Evidemment que travailler dans une association, et plus largement hors emploi et hors marché lucratif (travail indépendant, franchisé ou übérisé), est bénéfique pour tous – des milliers de chômeurs l’ont très bien compris- mais à condition que cela soit exercé librement.  Alors, au lieu de vouloir punir les chômeurs ou les “obliger à se rendre utiles” sans reconnaissance salariale, pourquoi ne pas déconditionner le droit au chômage pour valoriser au contraire, en le reconnaissant, tout travail “sans employeur” accompli pour la société, sans qu’il soit étatiquement contrôlé ni lucrativement exploité.
Ainsi, chaque chômeur producteur qui voudrait s’engager librement dans un association sans but lucratif ou trouver une autre manière d’exister socialement, en utilisant et en co-gérant par exemple des espaces de travail librement accessibles, verrait son chômage proclamé comme inconditionnel.

Oui, Madame Greoli, les chômeurs sont producteurs de richesse. Comme tout individu (ou presque) sur cette terre.
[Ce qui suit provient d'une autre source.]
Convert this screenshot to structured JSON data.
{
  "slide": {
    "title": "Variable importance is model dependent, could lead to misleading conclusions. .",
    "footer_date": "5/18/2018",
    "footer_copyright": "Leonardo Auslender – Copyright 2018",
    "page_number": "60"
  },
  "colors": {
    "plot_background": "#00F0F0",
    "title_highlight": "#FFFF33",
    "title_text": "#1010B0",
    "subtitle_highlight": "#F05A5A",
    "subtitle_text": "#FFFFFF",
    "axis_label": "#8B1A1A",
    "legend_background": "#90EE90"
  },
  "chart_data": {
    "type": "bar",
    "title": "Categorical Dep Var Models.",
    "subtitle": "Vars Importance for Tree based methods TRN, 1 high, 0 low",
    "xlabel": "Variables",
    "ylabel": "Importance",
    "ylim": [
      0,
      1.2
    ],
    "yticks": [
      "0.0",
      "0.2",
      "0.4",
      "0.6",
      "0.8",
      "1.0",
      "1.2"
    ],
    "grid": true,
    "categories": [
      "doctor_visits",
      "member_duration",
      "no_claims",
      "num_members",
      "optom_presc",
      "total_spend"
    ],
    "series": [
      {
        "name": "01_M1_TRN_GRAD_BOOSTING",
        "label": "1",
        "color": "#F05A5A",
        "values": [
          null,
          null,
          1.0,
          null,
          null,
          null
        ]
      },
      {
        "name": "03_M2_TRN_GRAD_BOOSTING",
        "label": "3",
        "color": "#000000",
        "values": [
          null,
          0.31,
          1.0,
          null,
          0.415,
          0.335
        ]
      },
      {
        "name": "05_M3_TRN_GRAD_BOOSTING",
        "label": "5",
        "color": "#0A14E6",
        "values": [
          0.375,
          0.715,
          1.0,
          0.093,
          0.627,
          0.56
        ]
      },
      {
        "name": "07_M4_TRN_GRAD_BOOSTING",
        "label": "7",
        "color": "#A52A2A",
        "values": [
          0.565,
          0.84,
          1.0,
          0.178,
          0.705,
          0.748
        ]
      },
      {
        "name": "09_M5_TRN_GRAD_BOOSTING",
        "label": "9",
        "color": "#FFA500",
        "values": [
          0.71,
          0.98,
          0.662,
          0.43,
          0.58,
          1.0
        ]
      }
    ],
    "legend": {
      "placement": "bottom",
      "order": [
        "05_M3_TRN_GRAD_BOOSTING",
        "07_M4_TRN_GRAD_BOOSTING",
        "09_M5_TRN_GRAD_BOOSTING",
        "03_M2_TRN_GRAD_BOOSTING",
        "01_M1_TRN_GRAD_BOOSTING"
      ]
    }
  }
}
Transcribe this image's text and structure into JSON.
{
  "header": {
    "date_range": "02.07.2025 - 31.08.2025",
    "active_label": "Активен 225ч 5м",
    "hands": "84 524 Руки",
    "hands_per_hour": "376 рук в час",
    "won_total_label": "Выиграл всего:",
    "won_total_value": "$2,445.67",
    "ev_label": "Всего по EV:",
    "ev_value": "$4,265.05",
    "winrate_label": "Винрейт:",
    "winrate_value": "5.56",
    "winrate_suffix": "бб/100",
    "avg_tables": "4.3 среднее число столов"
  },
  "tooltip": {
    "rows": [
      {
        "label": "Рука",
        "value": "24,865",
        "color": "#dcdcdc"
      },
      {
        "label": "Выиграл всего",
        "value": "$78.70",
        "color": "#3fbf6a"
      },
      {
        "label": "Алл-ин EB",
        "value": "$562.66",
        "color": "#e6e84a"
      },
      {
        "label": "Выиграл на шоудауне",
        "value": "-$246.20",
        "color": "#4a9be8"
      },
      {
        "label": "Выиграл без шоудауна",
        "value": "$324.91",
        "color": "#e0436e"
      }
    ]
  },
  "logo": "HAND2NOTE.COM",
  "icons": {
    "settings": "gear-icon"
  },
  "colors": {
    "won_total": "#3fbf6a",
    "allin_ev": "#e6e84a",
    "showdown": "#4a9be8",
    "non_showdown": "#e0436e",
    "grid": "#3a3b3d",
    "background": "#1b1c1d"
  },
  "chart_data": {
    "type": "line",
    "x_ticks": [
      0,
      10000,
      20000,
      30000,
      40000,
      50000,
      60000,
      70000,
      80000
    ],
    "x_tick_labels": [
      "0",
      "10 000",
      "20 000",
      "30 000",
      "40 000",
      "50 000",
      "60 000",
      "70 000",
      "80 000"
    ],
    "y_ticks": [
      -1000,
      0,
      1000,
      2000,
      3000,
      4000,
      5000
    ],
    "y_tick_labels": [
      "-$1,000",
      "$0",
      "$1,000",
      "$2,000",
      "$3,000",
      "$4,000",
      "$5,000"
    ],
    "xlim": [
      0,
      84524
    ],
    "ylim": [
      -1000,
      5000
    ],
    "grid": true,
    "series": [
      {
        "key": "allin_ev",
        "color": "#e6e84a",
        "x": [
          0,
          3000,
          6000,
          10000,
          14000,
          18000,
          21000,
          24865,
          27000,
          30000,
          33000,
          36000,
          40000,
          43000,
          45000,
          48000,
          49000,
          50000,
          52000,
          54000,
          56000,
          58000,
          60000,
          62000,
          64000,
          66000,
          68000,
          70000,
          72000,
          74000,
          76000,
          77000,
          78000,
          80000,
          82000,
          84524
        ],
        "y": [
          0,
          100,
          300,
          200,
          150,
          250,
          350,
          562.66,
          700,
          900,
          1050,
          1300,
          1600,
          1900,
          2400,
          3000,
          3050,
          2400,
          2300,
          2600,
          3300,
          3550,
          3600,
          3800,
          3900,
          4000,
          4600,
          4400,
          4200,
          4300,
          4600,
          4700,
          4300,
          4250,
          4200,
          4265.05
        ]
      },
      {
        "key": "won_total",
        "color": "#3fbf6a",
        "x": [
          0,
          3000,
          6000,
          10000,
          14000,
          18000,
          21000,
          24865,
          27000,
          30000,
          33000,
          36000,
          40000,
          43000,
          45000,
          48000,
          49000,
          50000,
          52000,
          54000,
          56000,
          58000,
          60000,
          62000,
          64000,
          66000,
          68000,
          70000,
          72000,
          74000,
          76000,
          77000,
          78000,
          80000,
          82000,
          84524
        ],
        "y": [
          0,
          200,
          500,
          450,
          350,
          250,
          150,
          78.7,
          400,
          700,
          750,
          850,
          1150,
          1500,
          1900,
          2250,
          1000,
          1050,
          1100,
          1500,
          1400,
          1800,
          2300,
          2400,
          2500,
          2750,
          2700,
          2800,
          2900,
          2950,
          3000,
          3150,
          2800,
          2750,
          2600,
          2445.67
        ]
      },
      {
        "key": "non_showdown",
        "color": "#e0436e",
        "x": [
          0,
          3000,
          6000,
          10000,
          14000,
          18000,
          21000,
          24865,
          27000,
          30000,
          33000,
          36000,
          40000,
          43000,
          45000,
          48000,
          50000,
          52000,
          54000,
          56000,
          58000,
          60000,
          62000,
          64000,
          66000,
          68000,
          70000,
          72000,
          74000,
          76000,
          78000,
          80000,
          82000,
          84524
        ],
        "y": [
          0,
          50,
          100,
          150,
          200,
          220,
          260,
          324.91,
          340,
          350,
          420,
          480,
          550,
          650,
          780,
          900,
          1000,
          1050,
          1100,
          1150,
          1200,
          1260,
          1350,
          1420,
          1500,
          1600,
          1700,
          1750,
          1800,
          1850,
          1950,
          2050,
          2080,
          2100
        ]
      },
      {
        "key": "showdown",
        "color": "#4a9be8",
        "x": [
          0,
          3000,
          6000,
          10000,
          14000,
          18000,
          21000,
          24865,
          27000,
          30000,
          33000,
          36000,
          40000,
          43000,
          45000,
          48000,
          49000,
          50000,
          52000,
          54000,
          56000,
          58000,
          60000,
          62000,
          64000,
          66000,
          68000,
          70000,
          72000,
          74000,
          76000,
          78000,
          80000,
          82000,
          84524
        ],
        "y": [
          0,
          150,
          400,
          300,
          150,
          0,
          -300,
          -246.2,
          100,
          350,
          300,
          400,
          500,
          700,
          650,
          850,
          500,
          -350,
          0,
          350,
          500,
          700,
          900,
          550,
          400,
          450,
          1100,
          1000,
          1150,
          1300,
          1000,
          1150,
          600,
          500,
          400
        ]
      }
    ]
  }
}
Il faut juste leur donner les moyens d’effectuer ce qu’ils aspirent à faire comme des “grands”, comme des adultes qu’ils sont, individuellement et collectivement, ce qui passe d’abord par l’accès à des allocations correctes et pas à une aumône de survie.

Nous n’avons pas besoin d’employeurs pour travailler

Non, Madame Greoli, nous n’avons pas besoin d’employeurs pour travailler, nous ne sommes pas motivés par le fait d’aller nous faire exploiter et nous soumettre à des ordres. D’autres motivations, qui manifestement vous échappent, nous font nous lever tous le jours et font que nous n’avons pas besoin que l’Etat nous prenne par le collier pour nous tenir debout. Ce qui nous mobilise, c’est  de nous libérer (et libérer notre travail) de nos maîtres, du prisme du marché où ils enferment toute relation sociale et économique,  et de leurs valets politiques, dont vous et votre parti faites partie. Ce qui nous mobilise, c’est de récupérer ce qui nous appartient, nos outils et nos espaces de travail, accaparés par les propriétaires lucratifs, pour en user, nous,  sans but lucratif et les co-gérer comme des biens communs qui appartiennent autant à nous qu’à ceux qui viendront après nous.